Monday, March 9, 2009

Terry's Portable SHell

Hmm, my recent pet project (tpsh) is actually shaping up quite nicely. It is almost to what I would consider a usable interactive state, the only big irk left I guess is the pipe handling and a few odds and ends. Development started like last month (first commit in my master branch is dated 2009-02-28), and has been a very on/off thing in my spare time; a lot remains to be done, but progress is quite nice.


I rather like the korn shells, but I find it annoying to see what implementation of korn from who behaves in what way. OpenBSDs customized pdksh being the best of the lot in my opinion, the only problem with the korn *family* being consistency in the wild... cmd.exe just barely counts as a command shell, better for scripting then for interactive use. I can't help but think, cmd.exe's filename completion was either written by a 5th grader or a hold over from command.com (I haven't used command.com in years). Currently I use zsh most of the day on FreeBSD, ksh on OpenBSD, and cmd.exe on Windows XP. So it is really important to me to have a single and SANE shell.

I used to use tcsh a lot, but after getting into Bourne-style shell scripting (Nota bene: I know nothing about csh scripting) I got pissed and sought out a shell that would allow me to test sh snippets at the prompt. To be honest, I do not have any issues with the GNU Bourne Again SHell (bash); some distros default init files aside. Yet just like tcsh/zsh -- I have no big desire to cart bash around with me everywhere (and I do not like cygwin).


The solution? Create a shell that behaves more or less consistently across platforms, does what I want, and is not a pain in the ass to port along for the ride.


Line editing is completely delegated to Term::ReadLine. Someday writing something like readline or curses on an alien OS for terminal XYZ would be one thing, having to implement shell line editing and be portable between the UNIX and Windows NT environments: I wouldn't do it if you paid me. (and even if drunk, I would still likely use normal libraries!)


On the interactive level, line editing for me is an absolute must. Command completion I can live without for awhile. Unix names are usually short and I like fairly terse and structured ones myself, winsucks is a bit of a different story. The child like way cmd.exe does command completion, it's almost better to do without completion on windows haha!
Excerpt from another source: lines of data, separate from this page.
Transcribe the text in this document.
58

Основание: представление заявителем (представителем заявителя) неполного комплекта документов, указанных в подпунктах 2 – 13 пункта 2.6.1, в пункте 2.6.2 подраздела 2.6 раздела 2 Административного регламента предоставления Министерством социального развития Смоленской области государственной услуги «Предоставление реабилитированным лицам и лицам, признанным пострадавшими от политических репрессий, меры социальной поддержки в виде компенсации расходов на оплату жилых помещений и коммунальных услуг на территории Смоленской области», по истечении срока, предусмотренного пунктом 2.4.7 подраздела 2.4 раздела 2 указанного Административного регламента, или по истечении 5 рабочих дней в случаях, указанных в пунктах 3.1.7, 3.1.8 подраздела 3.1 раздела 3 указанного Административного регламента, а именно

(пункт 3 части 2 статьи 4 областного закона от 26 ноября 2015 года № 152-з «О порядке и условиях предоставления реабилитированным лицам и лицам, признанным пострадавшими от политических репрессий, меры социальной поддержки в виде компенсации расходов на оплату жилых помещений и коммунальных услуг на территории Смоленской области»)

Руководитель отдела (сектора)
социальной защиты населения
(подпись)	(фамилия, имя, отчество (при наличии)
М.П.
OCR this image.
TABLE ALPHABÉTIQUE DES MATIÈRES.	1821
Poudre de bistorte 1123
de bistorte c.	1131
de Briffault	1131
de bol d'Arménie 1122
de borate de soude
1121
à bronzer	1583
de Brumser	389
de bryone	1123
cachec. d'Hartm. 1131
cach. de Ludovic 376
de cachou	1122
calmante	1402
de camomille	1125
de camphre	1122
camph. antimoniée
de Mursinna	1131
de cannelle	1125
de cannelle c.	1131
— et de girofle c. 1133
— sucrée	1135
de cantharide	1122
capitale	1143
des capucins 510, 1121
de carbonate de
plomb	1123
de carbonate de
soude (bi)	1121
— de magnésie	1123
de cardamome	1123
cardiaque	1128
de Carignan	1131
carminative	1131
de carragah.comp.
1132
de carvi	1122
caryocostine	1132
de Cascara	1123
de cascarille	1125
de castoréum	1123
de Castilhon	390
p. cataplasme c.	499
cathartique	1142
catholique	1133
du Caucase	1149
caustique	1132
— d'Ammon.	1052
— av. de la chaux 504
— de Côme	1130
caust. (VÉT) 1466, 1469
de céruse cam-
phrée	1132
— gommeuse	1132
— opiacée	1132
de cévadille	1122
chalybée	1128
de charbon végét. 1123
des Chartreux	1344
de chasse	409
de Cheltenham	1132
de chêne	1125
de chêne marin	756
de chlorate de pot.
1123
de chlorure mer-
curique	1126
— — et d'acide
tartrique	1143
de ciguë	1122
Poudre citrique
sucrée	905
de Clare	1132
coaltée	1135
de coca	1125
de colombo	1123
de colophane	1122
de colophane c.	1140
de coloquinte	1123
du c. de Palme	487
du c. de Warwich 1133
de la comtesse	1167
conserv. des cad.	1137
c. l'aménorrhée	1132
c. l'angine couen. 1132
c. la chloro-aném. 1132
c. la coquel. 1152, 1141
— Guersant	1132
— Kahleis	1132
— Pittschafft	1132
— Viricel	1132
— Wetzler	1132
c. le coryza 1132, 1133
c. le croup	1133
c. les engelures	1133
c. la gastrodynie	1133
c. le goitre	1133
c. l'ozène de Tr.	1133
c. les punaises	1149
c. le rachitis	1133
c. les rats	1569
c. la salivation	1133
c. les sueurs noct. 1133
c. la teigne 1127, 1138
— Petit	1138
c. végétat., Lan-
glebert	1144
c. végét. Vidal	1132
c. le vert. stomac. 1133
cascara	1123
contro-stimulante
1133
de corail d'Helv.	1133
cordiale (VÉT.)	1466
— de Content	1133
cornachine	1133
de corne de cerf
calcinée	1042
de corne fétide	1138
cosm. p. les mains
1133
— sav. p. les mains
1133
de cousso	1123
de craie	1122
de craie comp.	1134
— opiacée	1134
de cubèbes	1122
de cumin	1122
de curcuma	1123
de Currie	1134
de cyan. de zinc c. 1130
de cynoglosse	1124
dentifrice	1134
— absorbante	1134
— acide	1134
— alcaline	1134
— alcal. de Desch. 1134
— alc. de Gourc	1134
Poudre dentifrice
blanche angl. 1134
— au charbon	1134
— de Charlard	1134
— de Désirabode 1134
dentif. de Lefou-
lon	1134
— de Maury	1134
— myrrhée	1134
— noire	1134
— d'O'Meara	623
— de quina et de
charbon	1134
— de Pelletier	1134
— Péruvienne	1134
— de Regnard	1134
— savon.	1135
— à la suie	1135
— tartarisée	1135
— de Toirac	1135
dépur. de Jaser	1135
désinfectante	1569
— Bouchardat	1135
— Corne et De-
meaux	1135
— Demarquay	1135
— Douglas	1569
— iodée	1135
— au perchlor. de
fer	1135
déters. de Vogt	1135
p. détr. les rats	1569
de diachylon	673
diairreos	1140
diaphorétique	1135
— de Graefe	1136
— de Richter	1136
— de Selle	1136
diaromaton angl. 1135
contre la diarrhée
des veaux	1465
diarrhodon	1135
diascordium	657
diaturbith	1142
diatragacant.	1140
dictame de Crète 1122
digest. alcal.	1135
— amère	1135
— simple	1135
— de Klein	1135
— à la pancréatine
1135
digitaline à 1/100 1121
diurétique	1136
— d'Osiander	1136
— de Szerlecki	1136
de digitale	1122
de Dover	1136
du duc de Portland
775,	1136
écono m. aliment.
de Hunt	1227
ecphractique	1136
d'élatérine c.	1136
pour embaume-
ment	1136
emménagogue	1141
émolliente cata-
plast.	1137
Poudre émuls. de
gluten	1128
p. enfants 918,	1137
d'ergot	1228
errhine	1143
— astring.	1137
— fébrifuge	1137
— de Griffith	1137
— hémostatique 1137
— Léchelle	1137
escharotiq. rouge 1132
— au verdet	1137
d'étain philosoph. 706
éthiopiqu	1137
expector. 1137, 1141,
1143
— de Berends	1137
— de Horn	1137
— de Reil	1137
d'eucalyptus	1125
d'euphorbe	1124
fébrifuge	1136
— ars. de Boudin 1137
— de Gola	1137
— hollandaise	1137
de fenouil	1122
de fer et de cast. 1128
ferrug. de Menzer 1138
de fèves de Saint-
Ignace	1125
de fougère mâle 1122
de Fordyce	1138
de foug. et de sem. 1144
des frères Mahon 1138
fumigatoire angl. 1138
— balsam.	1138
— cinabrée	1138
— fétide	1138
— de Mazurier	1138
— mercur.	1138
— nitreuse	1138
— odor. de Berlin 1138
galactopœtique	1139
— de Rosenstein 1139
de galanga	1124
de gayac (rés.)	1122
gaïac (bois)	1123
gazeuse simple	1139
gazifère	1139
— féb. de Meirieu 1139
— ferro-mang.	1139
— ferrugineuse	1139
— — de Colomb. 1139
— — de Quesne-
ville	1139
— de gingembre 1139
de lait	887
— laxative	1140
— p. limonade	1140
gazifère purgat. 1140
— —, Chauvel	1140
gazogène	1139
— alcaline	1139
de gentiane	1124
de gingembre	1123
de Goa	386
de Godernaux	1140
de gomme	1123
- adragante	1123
Right now basic expansions work, ${VAR} and $VAR, line editing and history is via Term::ReadLine (I've been using Term::ReadLine:: Zoid and Perl implementations). There's only rudimentary handling of quoting for the time being, something that needs labouring with in order to handle nested quotes (e.g. echo "`ls 'C:/Program Files'`") but currently does the job well enough for right now. The 'single' and "double" quotes mostly work as expected, The `backticks` work as expected in simple cases, but since there is no proper support for shell script or -c "command" yet, things like `find /some/where -name foo -print` will work as expected, but `find /some/where -name foo -print | xargs whatever` will not work. Once things are more evolved on the scripting side, it should be trivial to implement backticks correctly (nested quotes aside). The idea being to pass the backticks onto a child shell. Right now the only big catch 22 with quotes is only one set can be used and they do not nest yet; fixing that will be fun.


I/O Redirection and pipes also work for starters, but not completely. The >, >>, and < operators do work, but don't accept an optional file descriptor number yet (e.g. foobitz 2>/dev/null) or other tricks of the trade. Basically just the I/O redirection I use a lot is implemented for right now; since the focus is on interactive use by yours truly, it will probably stay that way for a while. Command1 | command2 also works well enough right now, but I've yet to implement pipe lines properly (e.g. cat f1 f2 f3 | sort | uniq | less; doesn't work yet); just wasn't enough time to shift from prototype to finish without sleep lol. Only one use of pipes currently is supported, until I have the time for coding unlimited segments in a pipe line.

Aliases even work ok at the moment, but no (damn!) addictive runtime parameter expansions have been added yet (e.g. alias qux="xuq -f $1 -x $2"). That will have to be done someday, hehe. In point of fact, $*, $@, and the things related to positional parameters are not even implemented yet.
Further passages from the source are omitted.